Saat ini ramai diperbincangkan isu mengenai child grooming. Hal ini kembali dibahas lewat memoar Broken Strings karya Aurélie Moeremans, yang mengungkap pengalaman pribadinya sebagai korban child grooming sejak usia remaja.
Child grooming adalah salah satu ancaman paling berbahaya bagi anak-anak karena sifatnya yang manipulatif, sistematis, dan sering kali tidak disadari oleh orang tua maupun korban sendiri.
Berdasarkan perspektif psikolog, pemerhati anak, dan karya ilmiah sosiokriminal, grooming bukan sekadar tindakan kriminal instan, melainkan sebuah proses panjang membangun hubungan emosional untuk tujuan eksploitasi seksual.
Apa itu child grooming?
Child grooming adalah proses manipulatif di mana pelaku berusaha membangun kepercayaan dan hubungan dengan anak di bawah 18 tahun untuk mengeksploitasi atau melakukan penyalahgunaan seksual.

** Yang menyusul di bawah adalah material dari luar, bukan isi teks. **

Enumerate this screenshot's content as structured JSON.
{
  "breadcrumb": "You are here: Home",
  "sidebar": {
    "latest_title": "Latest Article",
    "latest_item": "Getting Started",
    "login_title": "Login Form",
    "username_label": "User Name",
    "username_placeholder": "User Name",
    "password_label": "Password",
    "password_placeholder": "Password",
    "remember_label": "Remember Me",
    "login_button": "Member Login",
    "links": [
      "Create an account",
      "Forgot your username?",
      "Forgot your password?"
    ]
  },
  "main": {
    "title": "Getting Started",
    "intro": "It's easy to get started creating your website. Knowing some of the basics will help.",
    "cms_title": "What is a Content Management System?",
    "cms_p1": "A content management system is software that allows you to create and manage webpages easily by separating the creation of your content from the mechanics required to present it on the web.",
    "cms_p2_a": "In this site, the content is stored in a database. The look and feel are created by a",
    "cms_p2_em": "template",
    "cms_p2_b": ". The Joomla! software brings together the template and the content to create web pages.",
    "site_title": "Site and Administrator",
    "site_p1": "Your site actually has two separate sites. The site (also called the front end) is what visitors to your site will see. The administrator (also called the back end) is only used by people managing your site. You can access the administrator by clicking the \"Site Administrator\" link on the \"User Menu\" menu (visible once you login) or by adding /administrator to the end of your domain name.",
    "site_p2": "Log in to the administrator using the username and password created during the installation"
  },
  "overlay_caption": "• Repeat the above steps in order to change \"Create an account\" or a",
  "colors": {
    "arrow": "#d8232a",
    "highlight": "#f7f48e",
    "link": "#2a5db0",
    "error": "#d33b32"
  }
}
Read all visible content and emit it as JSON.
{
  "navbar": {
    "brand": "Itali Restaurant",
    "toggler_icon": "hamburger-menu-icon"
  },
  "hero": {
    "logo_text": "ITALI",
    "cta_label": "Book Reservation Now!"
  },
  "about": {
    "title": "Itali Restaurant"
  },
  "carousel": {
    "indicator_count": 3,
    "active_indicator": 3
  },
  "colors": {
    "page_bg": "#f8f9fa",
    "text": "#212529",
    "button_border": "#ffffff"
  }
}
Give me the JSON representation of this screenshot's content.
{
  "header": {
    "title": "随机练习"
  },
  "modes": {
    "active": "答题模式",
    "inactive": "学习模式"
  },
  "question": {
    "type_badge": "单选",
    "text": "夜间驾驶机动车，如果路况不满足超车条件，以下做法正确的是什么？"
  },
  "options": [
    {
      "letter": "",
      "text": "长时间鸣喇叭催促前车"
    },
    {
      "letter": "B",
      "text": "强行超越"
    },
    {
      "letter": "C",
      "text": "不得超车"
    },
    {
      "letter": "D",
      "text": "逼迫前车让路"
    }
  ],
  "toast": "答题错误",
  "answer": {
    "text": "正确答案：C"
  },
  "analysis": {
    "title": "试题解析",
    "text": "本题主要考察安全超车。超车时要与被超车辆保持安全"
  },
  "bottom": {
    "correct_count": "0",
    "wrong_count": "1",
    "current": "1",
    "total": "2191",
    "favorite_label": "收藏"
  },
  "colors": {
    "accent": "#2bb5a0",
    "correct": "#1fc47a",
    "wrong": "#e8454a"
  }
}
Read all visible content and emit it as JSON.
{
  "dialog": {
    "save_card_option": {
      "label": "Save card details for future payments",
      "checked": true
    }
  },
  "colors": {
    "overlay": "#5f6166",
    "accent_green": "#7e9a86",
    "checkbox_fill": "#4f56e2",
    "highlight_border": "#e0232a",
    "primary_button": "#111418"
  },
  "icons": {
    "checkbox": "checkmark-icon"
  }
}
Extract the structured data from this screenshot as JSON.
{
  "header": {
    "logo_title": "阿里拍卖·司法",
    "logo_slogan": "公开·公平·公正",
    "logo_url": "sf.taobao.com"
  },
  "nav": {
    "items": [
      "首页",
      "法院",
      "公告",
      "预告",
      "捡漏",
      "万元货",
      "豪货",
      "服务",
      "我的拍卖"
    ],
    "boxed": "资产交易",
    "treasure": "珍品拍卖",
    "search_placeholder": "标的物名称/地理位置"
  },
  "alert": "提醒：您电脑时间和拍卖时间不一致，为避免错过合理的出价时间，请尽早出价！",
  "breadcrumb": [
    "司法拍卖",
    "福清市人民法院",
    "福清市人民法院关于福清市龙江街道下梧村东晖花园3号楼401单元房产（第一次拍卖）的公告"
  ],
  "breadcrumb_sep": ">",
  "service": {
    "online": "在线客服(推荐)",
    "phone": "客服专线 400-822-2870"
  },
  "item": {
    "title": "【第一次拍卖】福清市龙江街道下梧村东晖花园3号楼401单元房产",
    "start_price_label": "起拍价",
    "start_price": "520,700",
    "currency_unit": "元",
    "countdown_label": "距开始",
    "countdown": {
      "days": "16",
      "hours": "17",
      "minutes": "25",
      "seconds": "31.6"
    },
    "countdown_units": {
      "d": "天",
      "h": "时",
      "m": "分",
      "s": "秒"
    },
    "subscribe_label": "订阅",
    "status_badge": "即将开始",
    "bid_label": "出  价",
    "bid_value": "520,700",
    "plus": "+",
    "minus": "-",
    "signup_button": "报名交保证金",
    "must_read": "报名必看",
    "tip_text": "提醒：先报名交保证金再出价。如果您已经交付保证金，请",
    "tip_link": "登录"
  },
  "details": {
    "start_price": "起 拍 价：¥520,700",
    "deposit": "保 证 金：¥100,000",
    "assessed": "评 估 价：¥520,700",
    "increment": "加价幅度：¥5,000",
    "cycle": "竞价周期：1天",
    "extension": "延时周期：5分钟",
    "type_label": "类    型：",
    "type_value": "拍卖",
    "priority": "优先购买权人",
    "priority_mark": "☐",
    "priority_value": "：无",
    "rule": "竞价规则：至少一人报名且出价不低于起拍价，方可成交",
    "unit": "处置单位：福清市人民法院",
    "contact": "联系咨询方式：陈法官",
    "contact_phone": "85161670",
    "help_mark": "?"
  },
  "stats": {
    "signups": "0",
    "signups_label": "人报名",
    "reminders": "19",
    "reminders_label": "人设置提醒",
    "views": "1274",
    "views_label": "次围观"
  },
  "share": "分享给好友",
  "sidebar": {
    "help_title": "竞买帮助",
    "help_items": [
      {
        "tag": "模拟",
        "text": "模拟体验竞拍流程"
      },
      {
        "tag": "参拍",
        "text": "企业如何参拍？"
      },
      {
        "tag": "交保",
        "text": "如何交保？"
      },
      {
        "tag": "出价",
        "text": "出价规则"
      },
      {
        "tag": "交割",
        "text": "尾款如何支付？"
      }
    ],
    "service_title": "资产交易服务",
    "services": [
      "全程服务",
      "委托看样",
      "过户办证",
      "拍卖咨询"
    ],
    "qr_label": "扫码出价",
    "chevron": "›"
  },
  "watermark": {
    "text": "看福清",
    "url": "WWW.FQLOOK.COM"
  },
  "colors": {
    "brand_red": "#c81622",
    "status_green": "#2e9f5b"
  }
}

Grooming bisa terjadi secara langsung maupun online melalui media sosial, chatting, games, atau platform lain. Tujuannya membuat anak merasa nyaman dan terikat sebelum mendorongnya melakukan perilaku yang berbahaya atau tidak pantas.
Ciri-Ciri Child Grooming yang Perlu Diwaspadai
Meskipun sering sulit dikenali, terdapat sejumlah tanda child grooming yang dapat menjadi peringatan dini untuk diwaspadai, antara lain:
- Anak menjalin hubungan dekat dengan orang dewasa yang jauh lebih tua tanpa alasan jelas
- Anak diminta merahasiakan hubungan tersebut
- Perubahan perilaku secara tiba-tiba, seperti menjadi pendiam atau tertutup
- Anak sering menghabiskan waktu lama di depan gadget dan enggan bercerita
- Menerima hadiah, uang, atau barang dari orang asing
- Prestasi akademik menurun dan menarik diri dari lingkungan sosial
Pelaku grooming juga kerap mencoba menggantikan peran figur penting dalam hidup anak dan mengurangi pengawasan orang tua.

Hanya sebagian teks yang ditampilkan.